Pfizer and BioNTech have announced the start of a phase 1 trial for a two-part mRNA-based shot meant to help with both influenza and Covid-19.
“The vaccine candidate combines Pfizer’s quadrivalent modRNA-based influenza vaccine candidate, qIRV (22/23), which is currently in Phase 3 clinical development, and Pfizer and BioNTech’s authorized Omicron-adapted bivalent COVID-19 BNT162b2 (Original/Omicron BA.4/BA.5) vaccine, each of which is based on BioNTech’s proprietary mRNA platform technology,” read the BioNTech press release.
Today we announced a Phase 1 study with @BioNTech_Group of an #mRNA-based combination vaccine candidate for #influenza and #COVID19, aiming to help protect against both diseases at once. Learn more: https://t.co/6TOHyDCT0r pic.twitter.com/e5d9PkM7fy
— Pfizer Inc. (@pfizer) November 3, 2022
This news comes after Centers for Disease Control and Prevention director Dr. Rochelle Walensky tested positive for the Chinese coronavirus last month after receiving what she described as an “updated” Covid-19 vaccine in September.

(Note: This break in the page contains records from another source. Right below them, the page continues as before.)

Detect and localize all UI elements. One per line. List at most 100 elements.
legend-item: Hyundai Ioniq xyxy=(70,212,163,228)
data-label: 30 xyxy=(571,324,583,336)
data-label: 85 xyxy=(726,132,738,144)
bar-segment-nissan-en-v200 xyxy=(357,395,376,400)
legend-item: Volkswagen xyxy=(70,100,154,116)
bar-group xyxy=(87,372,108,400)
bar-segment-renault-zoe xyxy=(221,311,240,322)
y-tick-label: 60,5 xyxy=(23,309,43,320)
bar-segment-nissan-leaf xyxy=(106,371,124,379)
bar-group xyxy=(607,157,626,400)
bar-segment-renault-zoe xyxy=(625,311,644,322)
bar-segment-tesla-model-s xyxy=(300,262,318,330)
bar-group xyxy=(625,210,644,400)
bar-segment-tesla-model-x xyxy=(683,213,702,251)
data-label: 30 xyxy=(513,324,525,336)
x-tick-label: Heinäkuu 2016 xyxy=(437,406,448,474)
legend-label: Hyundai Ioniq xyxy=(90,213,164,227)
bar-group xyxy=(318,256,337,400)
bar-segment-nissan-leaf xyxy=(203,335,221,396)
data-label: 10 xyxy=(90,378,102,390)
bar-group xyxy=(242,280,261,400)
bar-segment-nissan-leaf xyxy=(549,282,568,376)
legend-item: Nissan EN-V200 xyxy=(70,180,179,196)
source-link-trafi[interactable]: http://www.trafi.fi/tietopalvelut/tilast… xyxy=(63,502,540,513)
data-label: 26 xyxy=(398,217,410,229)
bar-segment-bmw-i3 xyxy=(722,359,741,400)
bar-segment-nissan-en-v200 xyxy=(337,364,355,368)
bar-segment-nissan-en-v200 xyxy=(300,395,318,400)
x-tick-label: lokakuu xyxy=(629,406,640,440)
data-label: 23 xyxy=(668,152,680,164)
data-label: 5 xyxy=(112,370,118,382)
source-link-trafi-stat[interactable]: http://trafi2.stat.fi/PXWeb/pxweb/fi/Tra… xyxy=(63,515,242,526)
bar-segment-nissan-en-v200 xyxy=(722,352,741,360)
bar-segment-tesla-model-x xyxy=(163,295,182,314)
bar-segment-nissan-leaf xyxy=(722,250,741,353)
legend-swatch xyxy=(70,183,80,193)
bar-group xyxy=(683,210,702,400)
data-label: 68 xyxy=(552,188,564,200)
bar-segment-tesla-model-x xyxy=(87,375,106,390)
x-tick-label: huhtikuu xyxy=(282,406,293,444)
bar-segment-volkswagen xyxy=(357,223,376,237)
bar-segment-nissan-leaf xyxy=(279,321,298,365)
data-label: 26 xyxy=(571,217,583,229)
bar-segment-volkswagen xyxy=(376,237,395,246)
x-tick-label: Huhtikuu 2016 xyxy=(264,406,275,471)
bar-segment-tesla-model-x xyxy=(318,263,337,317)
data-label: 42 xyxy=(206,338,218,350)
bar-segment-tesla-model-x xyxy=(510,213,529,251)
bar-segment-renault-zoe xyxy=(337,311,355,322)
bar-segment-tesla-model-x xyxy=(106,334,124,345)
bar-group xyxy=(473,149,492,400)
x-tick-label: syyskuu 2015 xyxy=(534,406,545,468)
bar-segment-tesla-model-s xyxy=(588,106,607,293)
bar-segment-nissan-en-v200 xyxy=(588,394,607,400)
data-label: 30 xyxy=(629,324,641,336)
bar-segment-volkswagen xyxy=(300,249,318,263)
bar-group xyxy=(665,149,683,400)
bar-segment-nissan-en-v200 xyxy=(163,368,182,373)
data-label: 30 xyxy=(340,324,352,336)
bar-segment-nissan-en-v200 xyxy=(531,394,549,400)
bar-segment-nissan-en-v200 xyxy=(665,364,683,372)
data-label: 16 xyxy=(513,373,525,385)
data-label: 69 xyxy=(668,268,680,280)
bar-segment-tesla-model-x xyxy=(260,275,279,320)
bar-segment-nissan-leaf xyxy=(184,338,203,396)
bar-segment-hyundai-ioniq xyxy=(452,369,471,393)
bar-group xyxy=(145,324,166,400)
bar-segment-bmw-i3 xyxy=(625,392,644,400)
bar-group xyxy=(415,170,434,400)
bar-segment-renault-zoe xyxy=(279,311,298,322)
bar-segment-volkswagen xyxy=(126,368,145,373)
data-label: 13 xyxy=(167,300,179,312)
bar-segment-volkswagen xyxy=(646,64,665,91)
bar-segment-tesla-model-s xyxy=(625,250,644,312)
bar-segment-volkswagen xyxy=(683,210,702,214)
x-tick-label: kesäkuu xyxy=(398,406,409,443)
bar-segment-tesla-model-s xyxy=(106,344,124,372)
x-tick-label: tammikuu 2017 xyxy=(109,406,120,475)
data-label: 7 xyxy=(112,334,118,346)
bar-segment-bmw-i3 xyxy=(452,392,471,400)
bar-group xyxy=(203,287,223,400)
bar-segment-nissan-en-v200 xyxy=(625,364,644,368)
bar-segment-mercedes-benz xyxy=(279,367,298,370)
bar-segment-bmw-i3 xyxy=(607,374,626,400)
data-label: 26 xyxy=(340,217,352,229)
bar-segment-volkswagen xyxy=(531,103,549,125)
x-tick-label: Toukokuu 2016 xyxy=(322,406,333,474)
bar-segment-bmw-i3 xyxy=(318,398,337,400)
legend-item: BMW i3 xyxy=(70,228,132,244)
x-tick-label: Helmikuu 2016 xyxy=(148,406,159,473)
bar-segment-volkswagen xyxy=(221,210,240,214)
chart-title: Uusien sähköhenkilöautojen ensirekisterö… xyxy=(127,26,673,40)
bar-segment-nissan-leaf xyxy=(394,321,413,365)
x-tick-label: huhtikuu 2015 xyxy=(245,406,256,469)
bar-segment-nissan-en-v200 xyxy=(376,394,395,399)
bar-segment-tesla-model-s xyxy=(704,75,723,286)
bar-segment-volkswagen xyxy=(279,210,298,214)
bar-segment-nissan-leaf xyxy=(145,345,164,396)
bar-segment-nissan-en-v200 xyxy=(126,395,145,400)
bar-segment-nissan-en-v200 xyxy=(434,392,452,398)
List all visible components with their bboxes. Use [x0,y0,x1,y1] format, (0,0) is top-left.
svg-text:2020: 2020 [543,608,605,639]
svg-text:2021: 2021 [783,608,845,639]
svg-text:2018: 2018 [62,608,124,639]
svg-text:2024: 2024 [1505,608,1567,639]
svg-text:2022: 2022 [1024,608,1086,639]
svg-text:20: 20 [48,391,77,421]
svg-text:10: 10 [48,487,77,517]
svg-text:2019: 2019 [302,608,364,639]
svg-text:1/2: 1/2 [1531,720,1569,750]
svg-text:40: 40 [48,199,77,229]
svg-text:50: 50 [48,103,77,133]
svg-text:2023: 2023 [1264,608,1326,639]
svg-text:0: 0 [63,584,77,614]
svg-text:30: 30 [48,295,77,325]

She then tested negative before testing positive again later on.
Walensky is not the only White House official to test positive for the virus despite receiving numerous inoculations that constantly fall short of preventing infection. White House occupant Joe Biden tested positive for Covid-19 back in July despite taking four separate shots.
The White House posted a video of animated coughing followed by a public service announcement encouraging Americans to take the inoculations.
— The White House (@WhiteHouse) October 25, 2022
The CDC claims that the shots “are effective at protecting people from getting seriously ill, being hospitalized, and dying. As with other vaccine-preventable diseases, you are protected best from COVID-19 when you stay up to date with the recommended vaccinations, including recommended boosters.”
This is a very different claim than what was previously made by CDC director Walensky, who said in March of 2021, “data from the CDC today suggests that vaccinated people do not carry the virus, don’t get sick, and that it’s not just in the clinical trials, but it’s also in real-world data.”
CDC Director Dr. Rochelle Walensky: “Our data from the CDC today suggest that vaccinated people do not carry the virus.” pic.twitter.com/9W1SHecSEm
— The Recount (@therecount) March 30, 2021
Walensky later walked back these incorrect claims, telling the New York Times, “It’s possible that some people who are fully vaccinated could get COVID-19… The evidence isn’t clear whether they can spread the virus to others. We are continuing to evaluate the evidence.”